Ausnahmeregelung für Spendenwerbung von Stiftungen

Am 1.9.09 ist die Reform des Bundesdatenschutzgesetzes (BDSG) in Kraft getreten. Sie führt zu erheblichen Verschärfungen bei der Verwendung personenbezogener Daten zu Werbezwecken ohne Einwilligung der Betroffenen. Während bislang personenbezogene Daten, die listenmäßig oder sonst zusammengefasst waren, für Zwecke der Werbung oder der Markt- und Meinungsforschung ohne Einwilligung der Betroffenen übermittelt oder genutzt werden durften, ist das jetzt auf Ausnahmen beschränkt. 

 

Praxishinweis: Gemeinnützige Einrichtungen sind Bestandteil dieses Ausnahmekatalogs.

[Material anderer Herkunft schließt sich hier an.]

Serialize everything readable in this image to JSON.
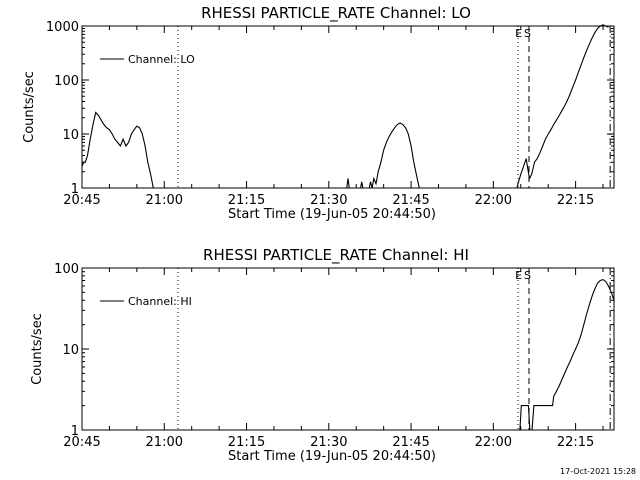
{
  "footer": {
    "timestamp": "17-Oct-2021 15:28"
  },
  "chart_data": [
    {
      "type": "line",
      "title": "RHESSI PARTICLE_RATE Channel: LO",
      "xlabel": "Start Time (19-Jun-05 20:44:50)",
      "ylabel": "Counts/sec",
      "yscale": "log",
      "ylim": [
        1,
        1000
      ],
      "xlim_minutes_since_2045": [
        0,
        97
      ],
      "yticks": [
        {
          "v": 1,
          "label": "1"
        },
        {
          "v": 10,
          "label": "10"
        },
        {
          "v": 100,
          "label": "100"
        },
        {
          "v": 1000,
          "label": "1000"
        }
      ],
      "xticks": [
        {
          "t": 0,
          "label": "20:45"
        },
        {
          "t": 15,
          "label": "21:00"
        },
        {
          "t": 30,
          "label": "21:15"
        },
        {
          "t": 45,
          "label": "21:30"
        },
        {
          "t": 60,
          "label": "21:45"
        },
        {
          "t": 75,
          "label": "22:00"
        },
        {
          "t": 90,
          "label": "22:15"
        }
      ],
      "legend": {
        "placement": "top-left",
        "entries": [
          "Channel: LO"
        ]
      },
      "vlines": [
        {
          "t": 17.5,
          "style": "dotted",
          "label": ""
        },
        {
          "t": 79.5,
          "style": "dotted",
          "label": "E"
        },
        {
          "t": 81.5,
          "style": "dashed",
          "label": "S"
        },
        {
          "t": 96.3,
          "style": "dashdot",
          "label": ""
        }
      ],
      "series": [
        {
          "name": "Channel: LO",
          "points": [
            [
              0,
              2.5
            ],
            [
              0.3,
              3
            ],
            [
              0.6,
              3
            ],
            [
              1,
              4
            ],
            [
              1.5,
              8
            ],
            [
              2,
              15
            ],
            [
              2.5,
              25
            ],
            [
              3,
              22
            ],
            [
              3.5,
              18
            ],
            [
              4,
              15
            ],
            [
              4.5,
              13
            ],
            [
              5,
              12
            ],
            [
              5.5,
              10
            ],
            [
              6,
              8
            ],
            [
              6.5,
              7
            ],
            [
              7,
              6
            ],
            [
              7.5,
              8
            ],
            [
              8,
              6
            ],
            [
              8.5,
              7
            ],
            [
              9,
              10
            ],
            [
              9.5,
              12
            ],
            [
              10,
              14
            ],
            [
              10.5,
              13
            ],
            [
              11,
              10
            ],
            [
              11.5,
              6
            ],
            [
              12,
              3
            ],
            [
              12.5,
              1.8
            ],
            [
              13,
              1
            ],
            [
              13.3,
              0.9
            ],
            [
              48.2,
              0.9
            ],
            [
              48.5,
              1.5
            ],
            [
              48.8,
              0.9
            ],
            [
              50.7,
              0.9
            ],
            [
              51,
              1.3
            ],
            [
              51.3,
              0.9
            ],
            [
              52.3,
              0.9
            ],
            [
              52.6,
              1.3
            ],
            [
              52.9,
              1
            ],
            [
              53.2,
              1.5
            ],
            [
              53.6,
              1.2
            ],
            [
              54,
              2
            ],
            [
              54.5,
              3
            ],
            [
              55,
              5
            ],
            [
              55.5,
              7
            ],
            [
              56,
              9
            ],
            [
              56.5,
              11
            ],
            [
              57,
              13
            ],
            [
              57.5,
              15
            ],
            [
              58,
              16
            ],
            [
              58.5,
              15
            ],
            [
              59,
              13
            ],
            [
              59.5,
              10
            ],
            [
              60,
              6
            ],
            [
              60.5,
              3
            ],
            [
              61,
              1.7
            ],
            [
              61.5,
              1
            ],
            [
              61.8,
              0.9
            ],
            [
              79.2,
              0.9
            ],
            [
              79.5,
              1.2
            ],
            [
              80,
              1.8
            ],
            [
              80.5,
              2.5
            ],
            [
              81,
              3.5
            ],
            [
              81.3,
              2.2
            ],
            [
              81.6,
              1.5
            ],
            [
              82,
              1.8
            ],
            [
              82.5,
              3
            ],
            [
              83,
              3.5
            ],
            [
              83.5,
              4.5
            ],
            [
              84,
              6
            ],
            [
              84.5,
              8
            ],
            [
              85,
              10
            ],
            [
              85.5,
              12
            ],
            [
              86,
              15
            ],
            [
              86.5,
              18
            ],
            [
              87,
              22
            ],
            [
              87.5,
              27
            ],
            [
              88,
              33
            ],
            [
              88.5,
              42
            ],
            [
              89,
              55
            ],
            [
              89.5,
              75
            ],
            [
              90,
              100
            ],
            [
              90.5,
              140
            ],
            [
              91,
              190
            ],
            [
              91.5,
              260
            ],
            [
              92,
              350
            ],
            [
              92.5,
              460
            ],
            [
              93,
              600
            ],
            [
              93.5,
              750
            ],
            [
              94,
              900
            ],
            [
              94.5,
              1000
            ],
            [
              95,
              1050
            ],
            [
              95.5,
              1000
            ],
            [
              96,
              950
            ]
          ]
        }
      ]
    },
    {
      "type": "line",
      "title": "RHESSI PARTICLE_RATE Channel: HI",
      "xlabel": "Start Time (19-Jun-05 20:44:50)",
      "ylabel": "Counts/sec",
      "yscale": "log",
      "ylim": [
        1,
        100
      ],
      "xlim_minutes_since_2045": [
        0,
        97
      ],
      "yticks": [
        {
          "v": 1,
          "label": "1"
        },
        {
          "v": 10,
          "label": "10"
        },
        {
          "v": 100,
          "label": "100"
        }
      ],
      "xticks": [
        {
          "t": 0,
          "label": "20:45"
        },
        {
          "t": 15,
          "label": "21:00"
        },
        {
          "t": 30,
          "label": "21:15"
        },
        {
          "t": 45,
          "label": "21:30"
        },
        {
          "t": 60,
          "label": "21:45"
        },
        {
          "t": 75,
          "label": "22:00"
        },
        {
          "t": 90,
          "label": "22:15"
        }
      ],
      "legend": {
        "placement": "top-left",
        "entries": [
          "Channel: HI"
        ]
      },
      "vlines": [
        {
          "t": 17.5,
          "style": "dotted",
          "label": ""
        },
        {
          "t": 79.5,
          "style": "dotted",
          "label": "E"
        },
        {
          "t": 81.5,
          "style": "dashed",
          "label": "S"
        },
        {
          "t": 96.3,
          "style": "dashdot",
          "label": ""
        }
      ],
      "series": [
        {
          "name": "Channel: HI",
          "points": [
            [
              79.8,
              0.9
            ],
            [
              80.1,
              2
            ],
            [
              80.6,
              2
            ],
            [
              81,
              2
            ],
            [
              81.4,
              2
            ],
            [
              81.7,
              0.9
            ],
            [
              82,
              0.9
            ],
            [
              82.4,
              2
            ],
            [
              82.8,
              2
            ],
            [
              83,
              2
            ],
            [
              83.3,
              2
            ],
            [
              83.6,
              2
            ],
            [
              84,
              2
            ],
            [
              84.5,
              2
            ],
            [
              85,
              2
            ],
            [
              85.5,
              2
            ],
            [
              85.8,
              2
            ],
            [
              86,
              2.6
            ],
            [
              86.5,
              3
            ],
            [
              87,
              3.5
            ],
            [
              87.5,
              4.2
            ],
            [
              88,
              5
            ],
            [
              88.5,
              6
            ],
            [
              89,
              7
            ],
            [
              89.5,
              8.5
            ],
            [
              90,
              10
            ],
            [
              90.5,
              12
            ],
            [
              91,
              15
            ],
            [
              91.5,
              20
            ],
            [
              92,
              27
            ],
            [
              92.5,
              35
            ],
            [
              93,
              45
            ],
            [
              93.5,
              55
            ],
            [
              94,
              65
            ],
            [
              94.5,
              70
            ],
            [
              95,
              72
            ],
            [
              95.5,
              68
            ],
            [
              96,
              60
            ],
            [
              96.5,
              50
            ],
            [
              97,
              40
            ]
          ]
        }
      ]
    }
  ]
}
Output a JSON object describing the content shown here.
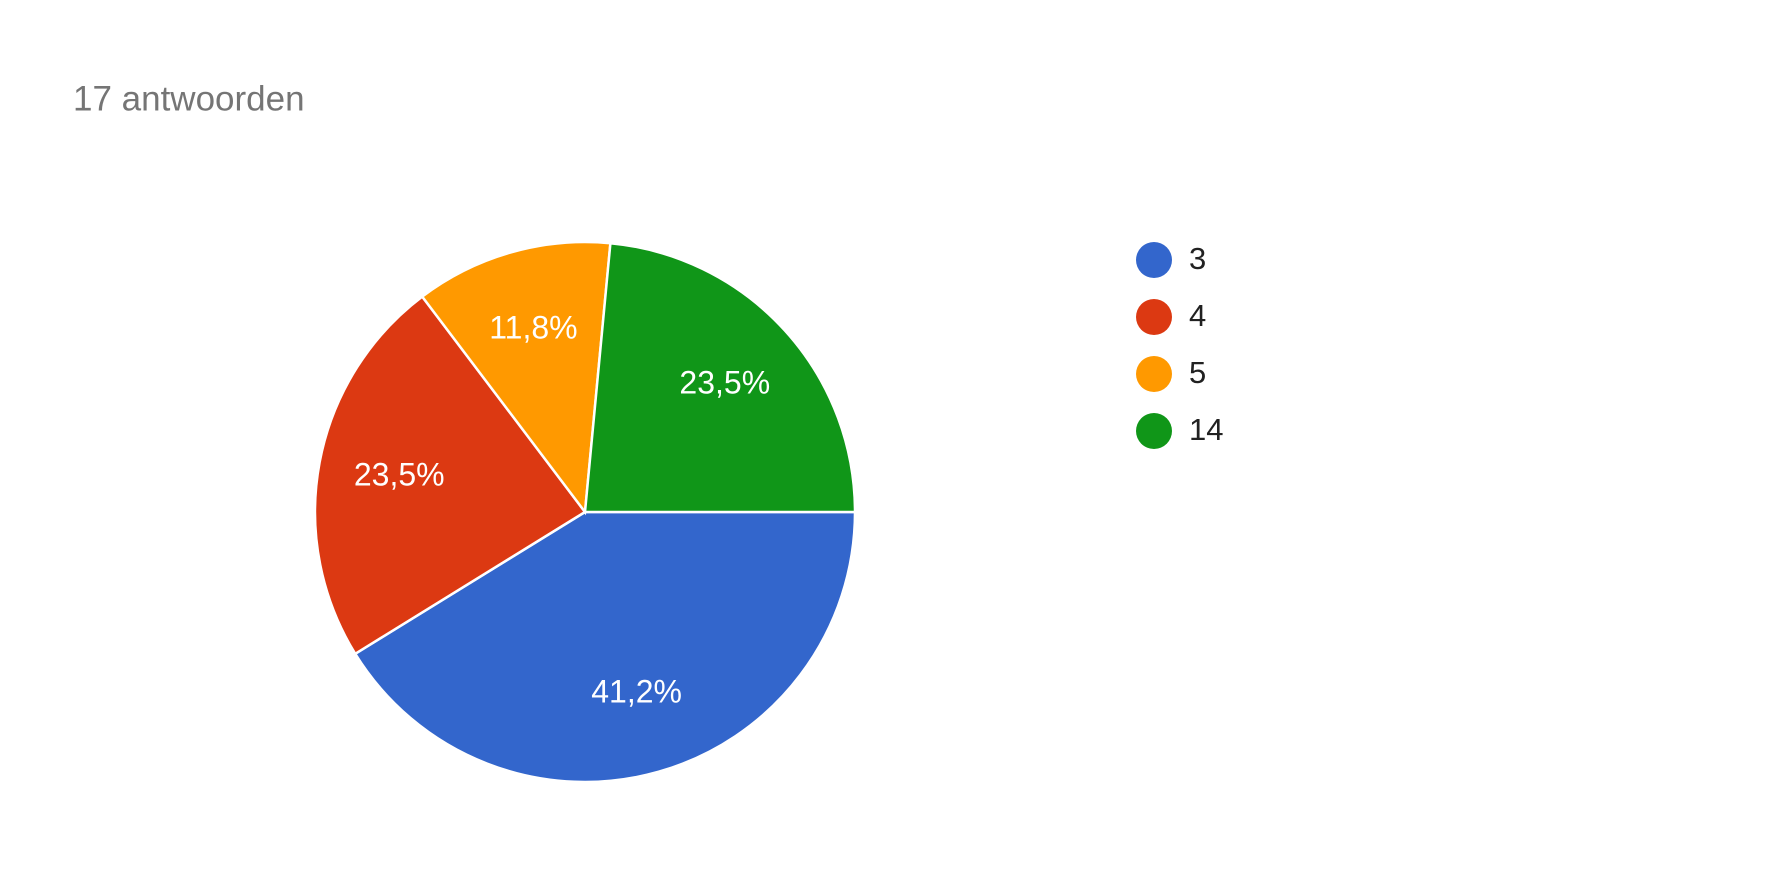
{
  "chart_data": {
    "type": "pie",
    "title": "17 antwoorden",
    "categories": [
      "3",
      "4",
      "5",
      "14"
    ],
    "values": [
      41.2,
      23.5,
      11.8,
      23.5
    ],
    "value_labels": [
      "41,2%",
      "23,5%",
      "11,8%",
      "23,5%"
    ],
    "colors": [
      "#3366cc",
      "#dc3912",
      "#ff9900",
      "#109618"
    ],
    "legend": "right"
  }
}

Sie dürfen vorhandene Daten weiter nutzen, um zum Beispiel Spenden zu werben, vorausgesetzt es handelt sich  

 

  • um „Daten über Angehörige einer Personengruppe, die sich auf die Zugehörigkeit des Betroffenen zu dieser Personengruppe, seine Berufs-, Branchen- oder Geschäftsbezeichnung, seinen Namen, Titel, akademischen Grad, seine Anschrift und sein Geburtsjahr beschränken“ und

 

  • „die Verarbeitung oder Nutzung“ der Daten ist für die Spendenwerbung erforderlich.

 

Diese Erleichterung gilt nicht für kommerzielle Fundraiser oder Adresshändler. Sie unterliegen dem sogenannten Opt-In-Verfahren. Hier müssen Betroffene der Nutzung der Daten ausdrücklich zustimmen.